Telenil : L'anti-américanisme se retrouve dans le discours de plusieurs des pays qui pratiquent la "diplomatie contestataire". Faut-il y voir une ligne commune, ou ces pays critiquent-ils séparément la première puissance mondiale, sans se rapprocher les uns des autres ?
Bertrand Badie : L'antiaméricanisme est un ciment des diplomaties contestataires pour une raison évidente : la contestation est un discours qui s'adresse bien sûr au dominant.
Maintenant, il y a entre les antiaméricanismes des différences de substance : celui qui s'est établi au Moyen-Orient est très nettement dominé par l'alignement de Washington sur Tel-Aviv, tandis que celui qui s'est installé en Amérique latine est beaucoup plus diffus, renvoyant à une mémoire beaucoup plus vaste.
C'est probablement pour cela qu'il serait simpliste de postuler l'homogénéité des diplomaties contestataires et leur capacité de se confondre dans un même moule. Toutes les tentatives récentes ou plus anciennes de fusion ont abouti à l'échec.

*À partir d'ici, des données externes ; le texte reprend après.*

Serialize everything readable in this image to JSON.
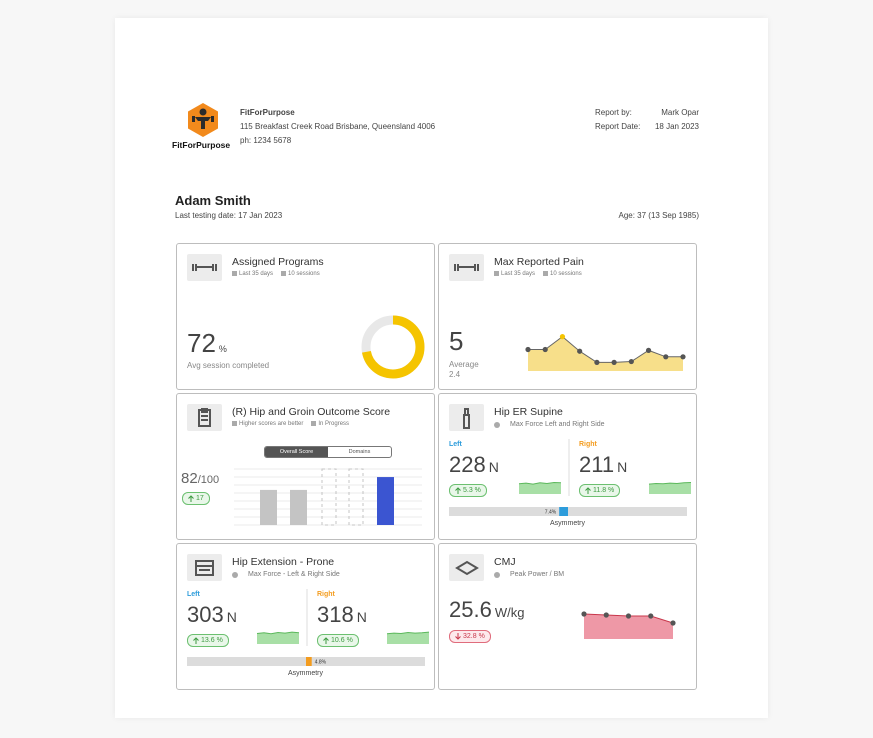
{
  "header": {
    "logo_text": "FitForPurpose",
    "company": "FitForPurpose",
    "address": "115 Breakfast Creek Road Brisbane, Queensland 4006",
    "phone": "ph: 1234 5678",
    "report_by_label": "Report by:",
    "report_by": "Mark Opar",
    "report_date_label": "Report Date:",
    "report_date": "18 Jan 2023"
  },
  "patient": {
    "name": "Adam Smith",
    "last_testing": "Last testing date: 17 Jan 2023",
    "age": "Age: 37 (13 Sep 1985)"
  },
  "cards": [
    {
      "type": "donut",
      "title": "Assigned Programs",
      "meta": [
        "Last 35 days",
        "10 sessions"
      ],
      "value": 72,
      "unit": "%",
      "caption": "Avg session completed",
      "ylim": [
        0,
        100
      ],
      "color": "#f5c400"
    },
    {
      "type": "trend",
      "title": "Max Reported Pain",
      "meta": [
        "Last 35 days",
        "10 sessions"
      ],
      "value": 5,
      "caption": "Average",
      "sub_value": "2.4",
      "trend": [
        5,
        5,
        8,
        4.6,
        2,
        2,
        2.2,
        4.8,
        3.3,
        3.3
      ],
      "ylim": [
        0,
        10
      ],
      "color": "#f7df8a",
      "highlight": "#f5c400"
    },
    {
      "type": "bars",
      "title": "(R) Hip and Groin Outcome Score",
      "meta": [
        "Higher scores are better",
        "In Progress"
      ],
      "value": "82",
      "suffix": "/100",
      "change": "17",
      "tabs": [
        "Overall Score",
        "Domains"
      ],
      "bars": [
        60,
        60,
        null,
        null,
        82
      ],
      "ylim": [
        0,
        130
      ],
      "colors": [
        "#c4c4c4",
        "#c4c4c4",
        "#c4c4c4",
        "#c4c4c4",
        "#3b55d1"
      ]
    },
    {
      "type": "sides",
      "title": "Hip ER Supine",
      "subtitle": "Max Force Left and Right Side",
      "left": {
        "label": "Left",
        "color": "#2d9cdb",
        "value": "228",
        "unit": "N",
        "change": "5.3 %",
        "trend": [
          3.2,
          3.4,
          3.1,
          3.5,
          3.3,
          3.6,
          3.5
        ],
        "ylim": [
          0,
          5
        ]
      },
      "right": {
        "label": "Right",
        "color": "#f39c1f",
        "value": "211",
        "unit": "N",
        "change": "11.8 %",
        "trend": [
          3.1,
          3.3,
          3.2,
          3.4,
          3.3,
          3.5,
          3.6
        ],
        "ylim": [
          0,
          5
        ]
      },
      "asymmetry": {
        "value": 7.4,
        "label": "7.4%"
      },
      "asym_lim": [
        0,
        100
      ],
      "stronger": "left",
      "asym_label": "Asymmetry"
    },
    {
      "type": "sides",
      "title": "Hip Extension - Prone",
      "subtitle": "Max Force - Left & Right Side",
      "left": {
        "label": "Left",
        "color": "#2d9cdb",
        "value": "303",
        "unit": "N",
        "change": "13.6 %",
        "trend": [
          3.3,
          3.5,
          3.2,
          3.6,
          3.4,
          3.7,
          3.5
        ],
        "ylim": [
          0,
          5
        ]
      },
      "right": {
        "label": "Right",
        "color": "#f39c1f",
        "value": "318",
        "unit": "N",
        "change": "10.6 %",
        "trend": [
          3.2,
          3.4,
          3.3,
          3.6,
          3.4,
          3.5,
          3.7
        ],
        "ylim": [
          0,
          5
        ]
      },
      "asymmetry": {
        "value": 4.8,
        "label": "4.8%"
      },
      "asym_lim": [
        0,
        100
      ],
      "stronger": "right",
      "asym_label": "Asymmetry"
    },
    {
      "type": "cmj",
      "title": "CMJ",
      "subtitle": "Peak Power / BM",
      "value": "25.6",
      "unit": "W/kg",
      "change": "32.8 %",
      "trend": [
        25,
        24,
        23,
        23,
        16
      ],
      "ylim": [
        0,
        30
      ],
      "color": "#ee98a6"
    }
  ]
}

La vraie crainte, que j'aimerais ne pas avoir, est qu'un dénominateur commun vienne à se constituer autour d'une répudiation globale d'un bloc occidental qui se reconstitue sur sa prétention hiérarchique.
A ce moment-là, la contestation se confondrait avec la volonté de dépasser une humiliation commune : le risque serait alors élevé que la diplomatie de contestation se transforme en conflit d'humiliation.